Making Progress

Foam work and time line labels ate the productive hours today. Only three elements and a little glue required to be ready for painting now. What a relief it will be to have that project complete. The elements remaining are the cloak attachments and the sword and shield, principle pieces for which are now all cut. I am way behind on build videos and going to devote some time to trying to finish one tonight.

I had a question about the time line I’ve been making and I guess I have not explained the project very well so far. A time line is a pretty indispensable teaching tool and pretty much every classroom needs one. In the past I have bodged up something similar, but without as much detail or orderliness as this new one. Typically a class room time line is used to order a small portion of events around a specific topic like the ‘Gold Rush’ or ‘Ancient Rome’. I have always found such time lines inadequate, they don’t have room for broader consequences or causes and they rarely give a contextual relationship to the students lifetime. This project is an attempt to create a timeline that includes at the start a whole bunch of critical events and dates as well as the lifetimes of a great number of famous historical figures.

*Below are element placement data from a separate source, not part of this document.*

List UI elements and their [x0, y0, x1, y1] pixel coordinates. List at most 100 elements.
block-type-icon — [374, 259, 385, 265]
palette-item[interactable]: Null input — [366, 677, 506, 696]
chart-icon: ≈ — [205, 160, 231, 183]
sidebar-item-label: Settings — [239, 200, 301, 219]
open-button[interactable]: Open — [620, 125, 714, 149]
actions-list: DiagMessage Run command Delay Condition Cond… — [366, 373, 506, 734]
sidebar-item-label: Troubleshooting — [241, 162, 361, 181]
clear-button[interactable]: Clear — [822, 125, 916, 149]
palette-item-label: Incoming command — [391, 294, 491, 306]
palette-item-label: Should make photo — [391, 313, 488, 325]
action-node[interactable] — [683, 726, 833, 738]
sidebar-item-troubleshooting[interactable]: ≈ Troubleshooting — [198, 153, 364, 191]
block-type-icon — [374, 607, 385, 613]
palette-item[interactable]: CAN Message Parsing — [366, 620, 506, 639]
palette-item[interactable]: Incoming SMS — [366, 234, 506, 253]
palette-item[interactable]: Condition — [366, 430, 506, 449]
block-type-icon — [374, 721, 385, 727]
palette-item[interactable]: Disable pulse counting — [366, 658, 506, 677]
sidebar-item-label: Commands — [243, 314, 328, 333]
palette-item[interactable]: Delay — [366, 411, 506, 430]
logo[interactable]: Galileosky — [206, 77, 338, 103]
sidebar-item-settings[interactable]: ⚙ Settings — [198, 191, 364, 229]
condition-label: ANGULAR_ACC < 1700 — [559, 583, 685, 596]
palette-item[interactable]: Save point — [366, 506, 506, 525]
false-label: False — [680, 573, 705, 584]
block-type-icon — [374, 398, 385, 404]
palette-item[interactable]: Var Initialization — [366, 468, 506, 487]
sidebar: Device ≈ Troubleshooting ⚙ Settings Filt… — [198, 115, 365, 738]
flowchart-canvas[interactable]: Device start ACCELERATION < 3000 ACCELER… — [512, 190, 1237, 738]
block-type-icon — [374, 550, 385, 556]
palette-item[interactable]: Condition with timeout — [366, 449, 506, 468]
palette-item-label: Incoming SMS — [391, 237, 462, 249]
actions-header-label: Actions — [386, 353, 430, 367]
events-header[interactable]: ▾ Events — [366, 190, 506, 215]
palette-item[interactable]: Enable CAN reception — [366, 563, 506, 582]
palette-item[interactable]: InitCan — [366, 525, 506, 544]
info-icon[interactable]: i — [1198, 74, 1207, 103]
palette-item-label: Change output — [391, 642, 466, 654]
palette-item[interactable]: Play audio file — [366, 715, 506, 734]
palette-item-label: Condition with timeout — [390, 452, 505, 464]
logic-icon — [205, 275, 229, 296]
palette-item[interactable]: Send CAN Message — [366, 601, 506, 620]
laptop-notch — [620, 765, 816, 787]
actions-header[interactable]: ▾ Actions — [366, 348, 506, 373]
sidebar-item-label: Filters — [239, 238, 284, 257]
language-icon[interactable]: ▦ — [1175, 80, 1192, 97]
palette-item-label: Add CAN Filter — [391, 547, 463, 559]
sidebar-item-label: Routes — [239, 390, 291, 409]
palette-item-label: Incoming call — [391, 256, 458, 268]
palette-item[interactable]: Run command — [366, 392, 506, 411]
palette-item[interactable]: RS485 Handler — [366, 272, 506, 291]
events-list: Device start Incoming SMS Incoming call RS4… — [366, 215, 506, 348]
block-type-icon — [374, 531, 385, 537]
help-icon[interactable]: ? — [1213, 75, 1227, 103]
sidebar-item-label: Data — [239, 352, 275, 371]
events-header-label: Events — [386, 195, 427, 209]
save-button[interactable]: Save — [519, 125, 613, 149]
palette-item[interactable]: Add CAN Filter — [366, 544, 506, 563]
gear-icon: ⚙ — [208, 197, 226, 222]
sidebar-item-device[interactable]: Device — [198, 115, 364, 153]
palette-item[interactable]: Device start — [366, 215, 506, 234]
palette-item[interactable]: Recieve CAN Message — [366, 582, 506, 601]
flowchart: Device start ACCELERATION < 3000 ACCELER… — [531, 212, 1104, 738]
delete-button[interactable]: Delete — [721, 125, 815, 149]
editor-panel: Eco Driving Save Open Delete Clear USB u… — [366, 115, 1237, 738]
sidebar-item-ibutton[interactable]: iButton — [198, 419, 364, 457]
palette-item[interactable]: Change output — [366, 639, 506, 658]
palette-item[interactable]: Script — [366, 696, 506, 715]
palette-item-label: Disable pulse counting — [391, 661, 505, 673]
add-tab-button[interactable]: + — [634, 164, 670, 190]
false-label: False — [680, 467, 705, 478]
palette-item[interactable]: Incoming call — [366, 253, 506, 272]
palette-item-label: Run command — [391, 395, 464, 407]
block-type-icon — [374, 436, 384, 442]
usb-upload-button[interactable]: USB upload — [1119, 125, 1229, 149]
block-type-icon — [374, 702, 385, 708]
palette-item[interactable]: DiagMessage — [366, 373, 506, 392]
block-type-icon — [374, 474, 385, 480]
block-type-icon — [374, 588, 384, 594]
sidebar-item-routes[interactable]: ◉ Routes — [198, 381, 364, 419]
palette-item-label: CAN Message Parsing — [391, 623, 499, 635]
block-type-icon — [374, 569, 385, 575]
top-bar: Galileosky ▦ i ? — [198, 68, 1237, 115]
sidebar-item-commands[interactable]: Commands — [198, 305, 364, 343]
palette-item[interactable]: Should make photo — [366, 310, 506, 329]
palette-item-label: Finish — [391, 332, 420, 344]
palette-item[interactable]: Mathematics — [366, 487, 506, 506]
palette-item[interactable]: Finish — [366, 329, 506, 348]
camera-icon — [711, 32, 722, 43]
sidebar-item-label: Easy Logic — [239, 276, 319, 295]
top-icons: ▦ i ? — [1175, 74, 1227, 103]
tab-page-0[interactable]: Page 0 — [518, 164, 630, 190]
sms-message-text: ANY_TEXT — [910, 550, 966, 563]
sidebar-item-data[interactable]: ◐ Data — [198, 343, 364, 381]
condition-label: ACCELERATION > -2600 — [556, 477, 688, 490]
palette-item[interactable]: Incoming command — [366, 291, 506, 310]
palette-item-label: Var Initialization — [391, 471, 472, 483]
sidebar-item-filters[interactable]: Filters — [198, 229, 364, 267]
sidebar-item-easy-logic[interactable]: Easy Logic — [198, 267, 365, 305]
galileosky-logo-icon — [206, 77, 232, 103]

My time line will be 14m long and will stretch across the whole wall above my whiteboard and around the corner slightly at each end. It will use a log scaling to allow inclusion of the big bang at the left end and one hundred years in the future at the right. It will have 1m for this year, to the left and right of this year 1m for ten years in the past and future. Beyond them another meter to the left and right for the 100 years before and beyond that. After that it extends only left each meter a length of time ten times the previous. Most of the final meter is unnecessary as the Big bang will be right at the right edge of that frame but it wont fit otherwise.

Today I added another twenty or so name and event labels and then began the odious task of transferring all I’ve made so far into Indesign as Illustrator was beginning to have serious difficulty with the file size.

 

 

 

One thought on “Making Progress

  1. The question for me is how do you get kids to understand the whole concept of time in relation to themselves. We are all good at understanding events that are personal to us, part of our own life story but outside of that it is a difficult concept to grasp. As someone who studied history at university I was recently shocked to realise that World War 2 ended only 8 years before I was born, even though I knew the dates I hadn’t realised what they actually meant. Eight years seems a short space of time for our culture to deal with the aftermath of Hiroshima and Nagasaki, of Auschwitz and the holocaust, the death of 60 million people, possibly as many as 80 million in the conflict. As I grew up it always seemed very long ago, somehow not relevant to the here and now. Perhaps seeing history through the eyes of children living through it might make it real.